Our Lord Jesus could not have emphasized the importance of humility more than in the first lesson of the Beatitudes, His first sermon in His public ministry: “Blessed are the poor in spirit, for theirs is the kingdom of heaven” (Mt.5:3). The “Poor in spirit” are those who choose to be small in God’s eyes even if they are great among their peers; they empty themselves of worldly things in order to be filled with God’s grace. Jesus was the Incarnation of humility, first by becoming man, and secondly, by His passion and death on the cross, the most humiliating form of torture known to man.

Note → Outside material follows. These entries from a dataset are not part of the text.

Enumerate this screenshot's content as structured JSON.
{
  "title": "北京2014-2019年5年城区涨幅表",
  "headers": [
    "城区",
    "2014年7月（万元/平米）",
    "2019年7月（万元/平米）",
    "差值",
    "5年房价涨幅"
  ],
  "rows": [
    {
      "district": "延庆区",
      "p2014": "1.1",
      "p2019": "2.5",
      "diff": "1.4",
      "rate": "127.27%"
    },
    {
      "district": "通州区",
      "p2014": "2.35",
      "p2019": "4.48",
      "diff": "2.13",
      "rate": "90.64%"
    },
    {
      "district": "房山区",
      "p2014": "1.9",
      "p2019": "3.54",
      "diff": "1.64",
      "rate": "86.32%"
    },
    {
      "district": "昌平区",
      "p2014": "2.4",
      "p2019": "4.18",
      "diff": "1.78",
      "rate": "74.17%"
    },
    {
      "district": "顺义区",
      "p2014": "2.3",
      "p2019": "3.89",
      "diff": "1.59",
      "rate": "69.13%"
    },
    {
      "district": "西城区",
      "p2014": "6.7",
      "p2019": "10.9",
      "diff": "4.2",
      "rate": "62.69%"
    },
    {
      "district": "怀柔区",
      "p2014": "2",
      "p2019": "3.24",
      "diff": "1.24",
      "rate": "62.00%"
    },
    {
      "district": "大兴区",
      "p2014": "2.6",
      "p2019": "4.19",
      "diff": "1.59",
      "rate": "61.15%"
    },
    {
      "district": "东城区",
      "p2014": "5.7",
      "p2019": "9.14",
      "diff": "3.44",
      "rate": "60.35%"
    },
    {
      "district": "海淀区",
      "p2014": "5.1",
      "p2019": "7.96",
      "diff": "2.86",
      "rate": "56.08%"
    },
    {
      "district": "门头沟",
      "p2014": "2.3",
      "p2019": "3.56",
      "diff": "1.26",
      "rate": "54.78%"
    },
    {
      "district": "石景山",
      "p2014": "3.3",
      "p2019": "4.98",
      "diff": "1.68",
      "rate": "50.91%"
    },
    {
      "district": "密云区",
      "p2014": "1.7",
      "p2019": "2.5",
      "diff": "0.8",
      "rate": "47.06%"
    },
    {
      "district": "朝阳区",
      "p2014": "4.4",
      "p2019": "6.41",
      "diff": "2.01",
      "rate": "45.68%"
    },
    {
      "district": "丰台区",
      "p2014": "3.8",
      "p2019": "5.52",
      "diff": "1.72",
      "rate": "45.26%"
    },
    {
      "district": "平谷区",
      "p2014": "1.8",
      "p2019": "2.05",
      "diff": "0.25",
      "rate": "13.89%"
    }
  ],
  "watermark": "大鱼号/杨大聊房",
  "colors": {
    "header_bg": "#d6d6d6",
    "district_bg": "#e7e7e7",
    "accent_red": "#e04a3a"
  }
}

Among the great saints and Doctors of the Church, one who heard the call of God in the voice of a child was St. Augustine of Hippo (354-430). As he wrote in his famous Confessions, “I was speaking and weeping in the most bitter contrition of my heart, when, lo! I heard from a neighboring house a voice, as of a boy or girl, I know not, chanting, and oft repeating, ‘Take up and read; Take up and read.’ ” The passage he read was St. Paul’s letter to the Romans: “Let us behave decently, as in the daytime, not in orgies and drunkenness, not in promiscuity and debauchery, not in rivalry and jealousy. Rather, put on the Lord Jesus Christ, and make no provision for the desires of the flesh” (Rom 13:13-14). That child’s voice freed him from his life of debauchery, and soon he was converted. After his conversion, he sold all of his possessions and gave the money to charity, retaining only his house which became his monastery.

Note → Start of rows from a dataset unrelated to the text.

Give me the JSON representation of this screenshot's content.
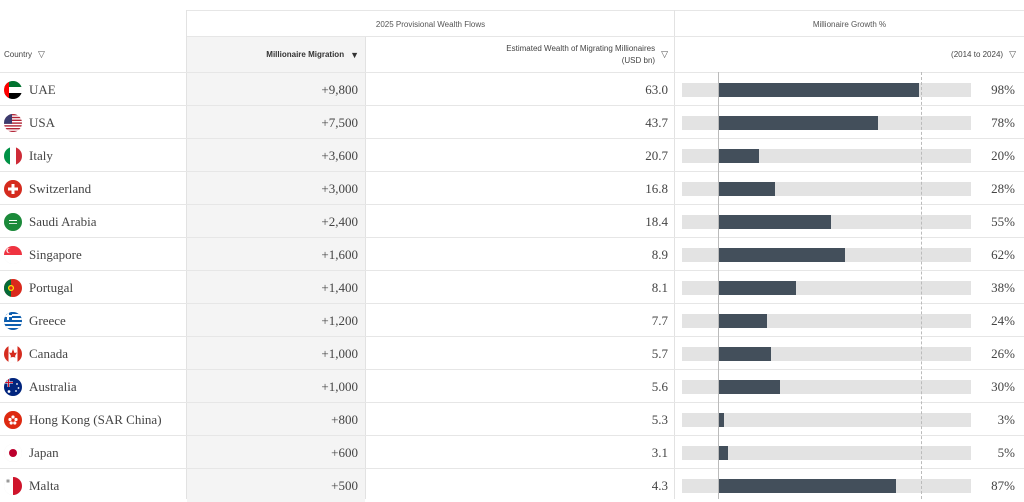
{
  "headers": {
    "group_flows": "2025 Provisional Wealth Flows",
    "group_growth": "Millionaire Growth %",
    "country": "Country",
    "migration": "Millionaire Migration",
    "wealth_line1": "Estimated Wealth of Migrating Millionaires",
    "wealth_line2": "(USD bn)",
    "growth_period": "(2014 to 2024)"
  },
  "icons": {
    "filter": "filter-triangle-icon",
    "sort": "sort-desc-icon"
  },
  "colors": {
    "bar_fill": "#434f5b",
    "bar_track": "#e3e3e3"
  },
  "rows": [
    {
      "country": "UAE",
      "flag": "uae-flag-icon",
      "migration": "+9,800",
      "wealth": "63.0",
      "growth": "98%",
      "growth_value": 98
    },
    {
      "country": "USA",
      "flag": "usa-flag-icon",
      "migration": "+7,500",
      "wealth": "43.7",
      "growth": "78%",
      "growth_value": 78
    },
    {
      "country": "Italy",
      "flag": "italy-flag-icon",
      "migration": "+3,600",
      "wealth": "20.7",
      "growth": "20%",
      "growth_value": 20
    },
    {
      "country": "Switzerland",
      "flag": "switzerland-flag-icon",
      "migration": "+3,000",
      "wealth": "16.8",
      "growth": "28%",
      "growth_value": 28
    },
    {
      "country": "Saudi Arabia",
      "flag": "saudi-arabia-flag-icon",
      "migration": "+2,400",
      "wealth": "18.4",
      "growth": "55%",
      "growth_value": 55
    },
    {
      "country": "Singapore",
      "flag": "singapore-flag-icon",
      "migration": "+1,600",
      "wealth": "8.9",
      "growth": "62%",
      "growth_value": 62
    },
    {
      "country": "Portugal",
      "flag": "portugal-flag-icon",
      "migration": "+1,400",
      "wealth": "8.1",
      "growth": "38%",
      "growth_value": 38
    },
    {
      "country": "Greece",
      "flag": "greece-flag-icon",
      "migration": "+1,200",
      "wealth": "7.7",
      "growth": "24%",
      "growth_value": 24
    },
    {
      "country": "Canada",
      "flag": "canada-flag-icon",
      "migration": "+1,000",
      "wealth": "5.7",
      "growth": "26%",
      "growth_value": 26
    },
    {
      "country": "Australia",
      "flag": "australia-flag-icon",
      "migration": "+1,000",
      "wealth": "5.6",
      "growth": "30%",
      "growth_value": 30
    },
    {
      "country": "Hong Kong (SAR China)",
      "flag": "hong-kong-flag-icon",
      "migration": "+800",
      "wealth": "5.3",
      "growth": "3%",
      "growth_value": 3
    },
    {
      "country": "Japan",
      "flag": "japan-flag-icon",
      "migration": "+600",
      "wealth": "3.1",
      "growth": "5%",
      "growth_value": 5
    },
    {
      "country": "Malta",
      "flag": "malta-flag-icon",
      "migration": "+500",
      "wealth": "4.3",
      "growth": "87%",
      "growth_value": 87
    }
  ]
}
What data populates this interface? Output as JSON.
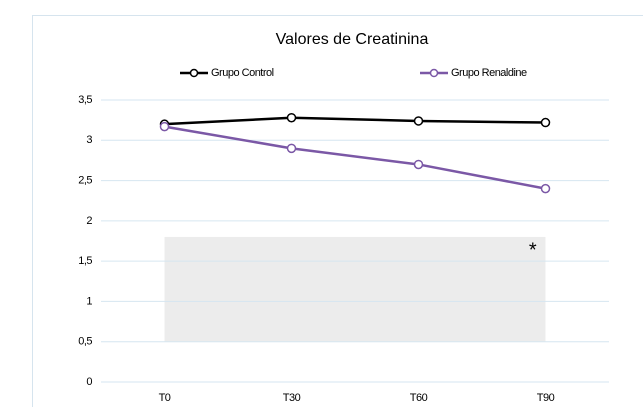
{
  "chart_data": {
    "type": "line",
    "title": "Valores de Creatinina",
    "categories": [
      "T0",
      "T30",
      "T60",
      "T90"
    ],
    "series": [
      {
        "name": "Grupo Control",
        "color": "#000000",
        "values": [
          3.2,
          3.28,
          3.24,
          3.22
        ]
      },
      {
        "name": "Grupo Renaldine",
        "color": "#7b58a6",
        "values": [
          3.17,
          2.9,
          2.7,
          2.4
        ]
      }
    ],
    "ylim": [
      0,
      3.5
    ],
    "yticks": [
      0,
      {
        "value": 0.5,
        "label": "0,5"
      },
      1,
      {
        "value": 1.5,
        "label": "1,5"
      },
      2,
      {
        "value": 2.5,
        "label": "2,5"
      },
      3,
      {
        "value": 3.5,
        "label": "3,5"
      }
    ],
    "grid": true,
    "legend": "top",
    "highlight": {
      "y": [
        0.5,
        1.8
      ],
      "color": "#ececec",
      "annotation": "*"
    }
  }
}
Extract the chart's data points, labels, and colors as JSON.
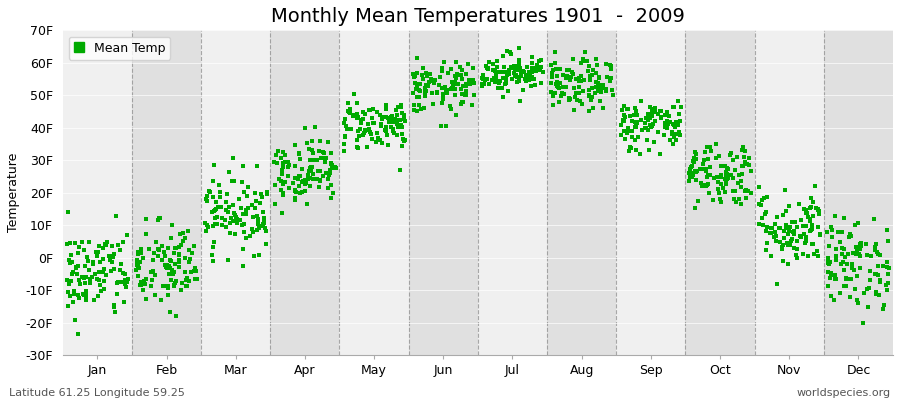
{
  "title": "Monthly Mean Temperatures 1901  -  2009",
  "ylabel": "Temperature",
  "footer_left": "Latitude 61.25 Longitude 59.25",
  "footer_right": "worldspecies.org",
  "legend_label": "Mean Temp",
  "ylim": [
    -30,
    70
  ],
  "ytick_labels": [
    "-30F",
    "-20F",
    "-10F",
    "0F",
    "10F",
    "20F",
    "30F",
    "40F",
    "50F",
    "60F",
    "70F"
  ],
  "ytick_values": [
    -30,
    -20,
    -10,
    0,
    10,
    20,
    30,
    40,
    50,
    60,
    70
  ],
  "months": [
    "Jan",
    "Feb",
    "Mar",
    "Apr",
    "May",
    "Jun",
    "Jul",
    "Aug",
    "Sep",
    "Oct",
    "Nov",
    "Dec"
  ],
  "month_means_f": [
    -5,
    -3,
    14,
    27,
    41,
    52,
    57,
    53,
    41,
    26,
    9,
    -2
  ],
  "month_stds_f": [
    7,
    7,
    6,
    5,
    4,
    4,
    3,
    4,
    4,
    5,
    6,
    7
  ],
  "n_years": 109,
  "dot_color": "#00aa00",
  "dot_size": 5,
  "fig_bg_color": "#ffffff",
  "plot_bg_color": "#f0f0f0",
  "alt_band_color": "#e0e0e0",
  "grid_line_color": "#888888",
  "title_fontsize": 14,
  "axis_fontsize": 9,
  "tick_fontsize": 9,
  "footer_fontsize": 8
}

Here are some of St. Augustine’s thoughts on humility: “Do you wish to rise? Begin by descending. You plan a tower that will pierce the clouds? Lay first the foundation of humility. The higher your structure is to be, the deeper must be its foundation.” “Humility is the foundation of all the other virtues hence, in the soul in which this virtue does not exist there cannot be any other virtue except in mere appearance.” … “There is something in humility which strangely exalts the heart.” … “To know Jesus is to know His humility, for He is the archetype and master of humility.” … “There would have been no salvation for us, after all, if Christ had not been prepared to humble himself for our sakes.” … “Thus the Wisdom of God, setting out to cure men, applied Himself to cure them, being at once the Physician and the Medicine. Because man fell through pride, he applied humility as a cure.” How lucidly St. Augustine explained how God’s humility and generosity were the key to our salvation.

If God had not sought out and saved that one lost sheep (St. Augustine), think of how many thousands of Christians in North Africa would have gone astray through the influence of the Manichaeans, Jansenists and Donatists, who provoked schisms in the early Church at the time. “So it is not the will of your Father in heaven that one of these little ones should be lost” (Mt 18:14).

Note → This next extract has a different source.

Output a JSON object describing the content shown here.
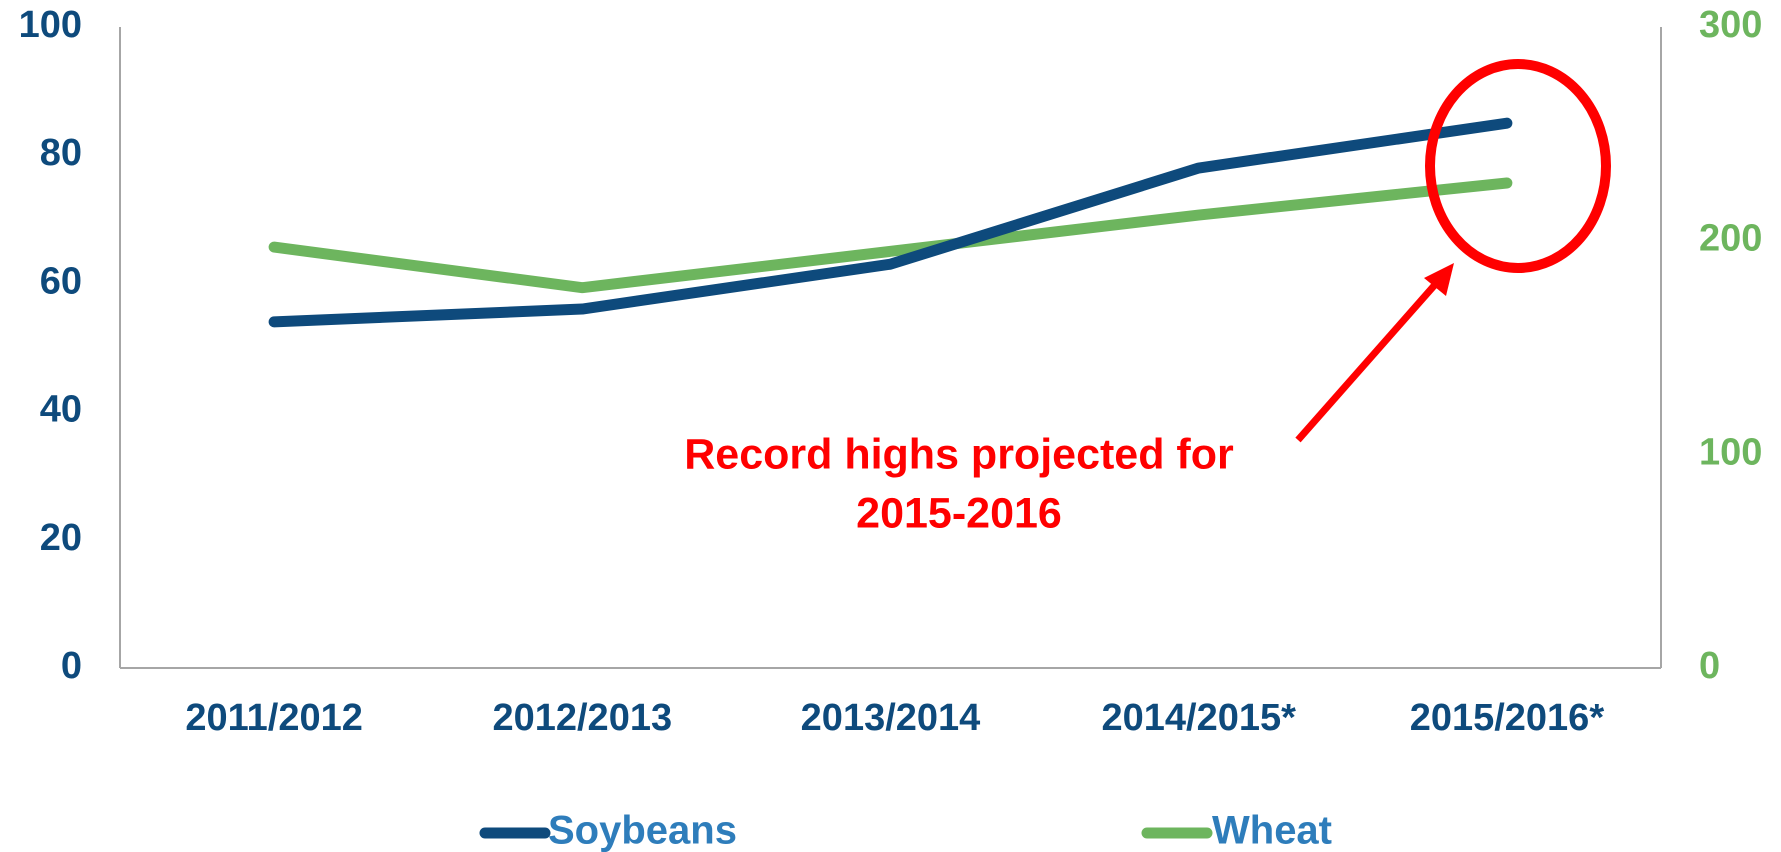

The humility of Jesus teaches us not to be judgmental in our attitude towards others who do not share our faith or righteousness. Instead of treating them with prejudice, we must instead strive to bring them to the fold of Christ. Why not invite one to your breakfast fellowship, bible study or prayer meeting?

We are humbled, Lord God, when we read how our Savior Jesus Christ “humbled Himself and became obedient to the point of death—even death on a cross” (Phil.2:8). May we always follow His ways even on a smaller scale. Amen.